Я отвечу Вам. Вот то, что Вы описываете — психологический феномен — есть ничто иное, как воля к саморазрушению. И некоторым людям она действительно, вроде бы, присуща. Это стремление к противоречию: т. е. мы не можем помыслить несуществование, но стремимся к нему. Противоречие уничтожает вещь, т. е. это вот такой деструктивный волевой порыв. Но, проблема то в том, что Декарт, скорее всего сказал бы что такая воля к саморазрушению невозможна в человеке. Сам он, кажется, на эту тему не рассуждал, но вот его заочный ученик Спиноза (о котором мы тоже поговорим в свое время) — он привел даже целое доказательство того, что в человеке, вообще в любом объекте не может быть воли к уничтожению. Он доказывал это следующим образом: В понятие любой вещи, говорил Спиноза, входит существование. Вдумаемся в этот аргумент. Почему? Да потому, что если бы в понятие вещи входило несуществование, то этой вещи бы не существовало (по определению).
— Не существовало бы вещи или понятия об этой вещи?

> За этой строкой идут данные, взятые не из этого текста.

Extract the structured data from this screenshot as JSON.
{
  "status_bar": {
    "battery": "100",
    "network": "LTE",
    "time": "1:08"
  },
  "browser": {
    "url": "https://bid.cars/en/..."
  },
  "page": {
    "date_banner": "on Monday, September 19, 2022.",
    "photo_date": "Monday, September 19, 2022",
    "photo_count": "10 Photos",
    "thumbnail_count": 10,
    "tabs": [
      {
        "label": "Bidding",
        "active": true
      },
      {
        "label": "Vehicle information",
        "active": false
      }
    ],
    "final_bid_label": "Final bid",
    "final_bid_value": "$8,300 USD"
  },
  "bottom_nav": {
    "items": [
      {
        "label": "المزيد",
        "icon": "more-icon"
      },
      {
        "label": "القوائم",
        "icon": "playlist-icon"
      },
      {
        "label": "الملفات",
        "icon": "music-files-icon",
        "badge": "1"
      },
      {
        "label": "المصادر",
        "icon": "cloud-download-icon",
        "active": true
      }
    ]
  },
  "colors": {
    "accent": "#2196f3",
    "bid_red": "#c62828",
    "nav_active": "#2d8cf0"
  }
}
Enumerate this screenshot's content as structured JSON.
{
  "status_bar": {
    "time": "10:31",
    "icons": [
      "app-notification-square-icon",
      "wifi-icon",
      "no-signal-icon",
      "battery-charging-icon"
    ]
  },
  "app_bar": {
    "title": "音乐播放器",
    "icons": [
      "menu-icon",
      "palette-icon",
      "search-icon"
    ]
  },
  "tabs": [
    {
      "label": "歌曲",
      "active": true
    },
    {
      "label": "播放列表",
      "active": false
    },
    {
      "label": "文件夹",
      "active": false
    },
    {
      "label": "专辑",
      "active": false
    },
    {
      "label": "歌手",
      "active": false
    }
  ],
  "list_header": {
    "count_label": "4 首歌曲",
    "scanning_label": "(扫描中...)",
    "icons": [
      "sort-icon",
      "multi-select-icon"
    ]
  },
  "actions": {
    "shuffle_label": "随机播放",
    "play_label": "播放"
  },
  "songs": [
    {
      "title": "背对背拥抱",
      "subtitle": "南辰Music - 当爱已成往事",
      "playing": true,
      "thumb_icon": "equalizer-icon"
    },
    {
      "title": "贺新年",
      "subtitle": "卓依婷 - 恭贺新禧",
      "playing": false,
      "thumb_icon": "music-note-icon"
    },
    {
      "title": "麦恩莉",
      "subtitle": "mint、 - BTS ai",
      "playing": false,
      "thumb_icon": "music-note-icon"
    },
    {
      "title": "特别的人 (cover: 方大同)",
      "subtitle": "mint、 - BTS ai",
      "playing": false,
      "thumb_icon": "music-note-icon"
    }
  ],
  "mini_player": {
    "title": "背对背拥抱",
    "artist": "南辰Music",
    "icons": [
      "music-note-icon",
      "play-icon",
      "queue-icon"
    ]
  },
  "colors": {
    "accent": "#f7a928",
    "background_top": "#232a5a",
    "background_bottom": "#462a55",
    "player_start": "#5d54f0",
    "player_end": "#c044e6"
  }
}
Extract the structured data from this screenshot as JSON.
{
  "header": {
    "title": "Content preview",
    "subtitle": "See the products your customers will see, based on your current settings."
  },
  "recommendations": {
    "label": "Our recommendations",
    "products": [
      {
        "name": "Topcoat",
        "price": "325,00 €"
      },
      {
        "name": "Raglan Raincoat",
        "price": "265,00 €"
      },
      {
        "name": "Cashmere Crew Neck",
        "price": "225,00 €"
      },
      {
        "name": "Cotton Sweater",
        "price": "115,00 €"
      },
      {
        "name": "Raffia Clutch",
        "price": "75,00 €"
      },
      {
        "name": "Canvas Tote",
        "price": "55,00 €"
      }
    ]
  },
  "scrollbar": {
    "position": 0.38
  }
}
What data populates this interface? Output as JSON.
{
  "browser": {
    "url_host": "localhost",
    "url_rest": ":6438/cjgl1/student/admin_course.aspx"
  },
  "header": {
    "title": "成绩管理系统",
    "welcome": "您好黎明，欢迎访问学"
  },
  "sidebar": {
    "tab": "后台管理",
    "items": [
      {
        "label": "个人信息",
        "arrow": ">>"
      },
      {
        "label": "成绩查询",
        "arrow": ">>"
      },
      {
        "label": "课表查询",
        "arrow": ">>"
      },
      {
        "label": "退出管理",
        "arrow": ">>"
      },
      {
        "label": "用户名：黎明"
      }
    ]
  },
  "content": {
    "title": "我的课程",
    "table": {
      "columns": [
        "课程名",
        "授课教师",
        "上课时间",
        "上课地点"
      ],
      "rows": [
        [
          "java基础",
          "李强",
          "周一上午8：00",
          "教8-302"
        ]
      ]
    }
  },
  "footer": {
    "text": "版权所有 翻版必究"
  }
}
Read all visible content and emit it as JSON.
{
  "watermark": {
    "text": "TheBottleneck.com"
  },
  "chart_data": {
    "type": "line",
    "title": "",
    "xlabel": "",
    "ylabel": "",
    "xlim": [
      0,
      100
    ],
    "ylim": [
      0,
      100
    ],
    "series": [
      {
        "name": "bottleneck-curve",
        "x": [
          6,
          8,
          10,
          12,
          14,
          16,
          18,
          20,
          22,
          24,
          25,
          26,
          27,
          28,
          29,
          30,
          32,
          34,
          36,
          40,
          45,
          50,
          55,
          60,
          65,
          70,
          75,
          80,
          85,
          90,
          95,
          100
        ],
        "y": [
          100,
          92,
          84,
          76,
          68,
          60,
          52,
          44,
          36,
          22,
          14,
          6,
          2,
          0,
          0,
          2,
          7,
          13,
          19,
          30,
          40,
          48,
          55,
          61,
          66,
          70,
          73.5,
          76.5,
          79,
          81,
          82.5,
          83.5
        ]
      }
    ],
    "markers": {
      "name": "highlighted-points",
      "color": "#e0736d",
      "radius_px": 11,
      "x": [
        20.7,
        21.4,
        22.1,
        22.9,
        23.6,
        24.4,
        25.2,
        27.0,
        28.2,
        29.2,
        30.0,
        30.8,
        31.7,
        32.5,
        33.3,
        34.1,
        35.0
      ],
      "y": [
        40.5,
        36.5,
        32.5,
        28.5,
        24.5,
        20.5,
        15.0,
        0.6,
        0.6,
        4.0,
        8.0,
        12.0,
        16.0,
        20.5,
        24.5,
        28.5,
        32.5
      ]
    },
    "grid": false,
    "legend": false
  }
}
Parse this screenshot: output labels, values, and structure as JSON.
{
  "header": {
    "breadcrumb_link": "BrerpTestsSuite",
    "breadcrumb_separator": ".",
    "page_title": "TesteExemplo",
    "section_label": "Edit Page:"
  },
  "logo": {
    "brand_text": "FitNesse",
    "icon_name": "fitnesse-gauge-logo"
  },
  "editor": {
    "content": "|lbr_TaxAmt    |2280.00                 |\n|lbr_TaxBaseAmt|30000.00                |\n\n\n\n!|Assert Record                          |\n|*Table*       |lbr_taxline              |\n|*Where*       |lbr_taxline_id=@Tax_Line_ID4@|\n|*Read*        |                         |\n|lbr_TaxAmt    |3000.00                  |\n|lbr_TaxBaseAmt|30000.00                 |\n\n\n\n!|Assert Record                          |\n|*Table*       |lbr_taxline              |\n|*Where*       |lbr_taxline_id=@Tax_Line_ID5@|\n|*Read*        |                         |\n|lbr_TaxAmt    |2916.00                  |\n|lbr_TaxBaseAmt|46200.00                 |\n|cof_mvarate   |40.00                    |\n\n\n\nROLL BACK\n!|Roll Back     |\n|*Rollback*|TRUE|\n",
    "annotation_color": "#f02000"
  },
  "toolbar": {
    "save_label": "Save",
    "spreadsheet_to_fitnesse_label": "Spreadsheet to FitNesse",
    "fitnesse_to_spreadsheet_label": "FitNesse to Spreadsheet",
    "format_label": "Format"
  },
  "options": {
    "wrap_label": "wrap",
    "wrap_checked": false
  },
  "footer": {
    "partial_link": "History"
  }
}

Соответственно и вещи и понятия — здесь это не различается, опять таки, как и у Декарта. *** Но если в любое понятие входит существование, то любая вещь (логично переходя с понятий на вещи, говорит Спиноза) стремится к тому, чтобы существовать. Она просто не может стремиться к несуществованию, поскольку ее понятие выталкивает из себя небыие. Поэтому инстинкт самосохранения является наиболее фундаментальным свойством сущего — все вещи стремятся к самосохранению. Поэтому не может быть стремления к разрушению — вот такое доказательство предлагает Спиноза, базируясь, в общем‑то, на декартовских предпосылках.
— Декарт не отрицал все‑таки возможность такую психологическую. Все‑таки вся его философия на таких психологизмах…: вся эта ясность, очевидность — это все внутренние такие состояния…
— Вадим Валерьевич, это вопрос уже не по Декарту, а скорее вообще по экскурсу в историю философии: как философы мыслили связь воли и разума? Это разные качества, с одной стороны: воля и разум. А с другой стороны как‑то же они связаны, да? Мы используем разум, чтобы принять волевое решение: чтобы получить информацию, произвести предварительные умозаключения перед тем как совершить волевой акт. Вот в чьих‑то работах этот вопрос освещается?
Ну, действительно, это из самых таких, интенсивных проблем в истории философии. Здесь есть несколько таких базисных решений, разные теории: гармонии воли и разума, например.
У Декарта — скорее дисгармония воли и разума.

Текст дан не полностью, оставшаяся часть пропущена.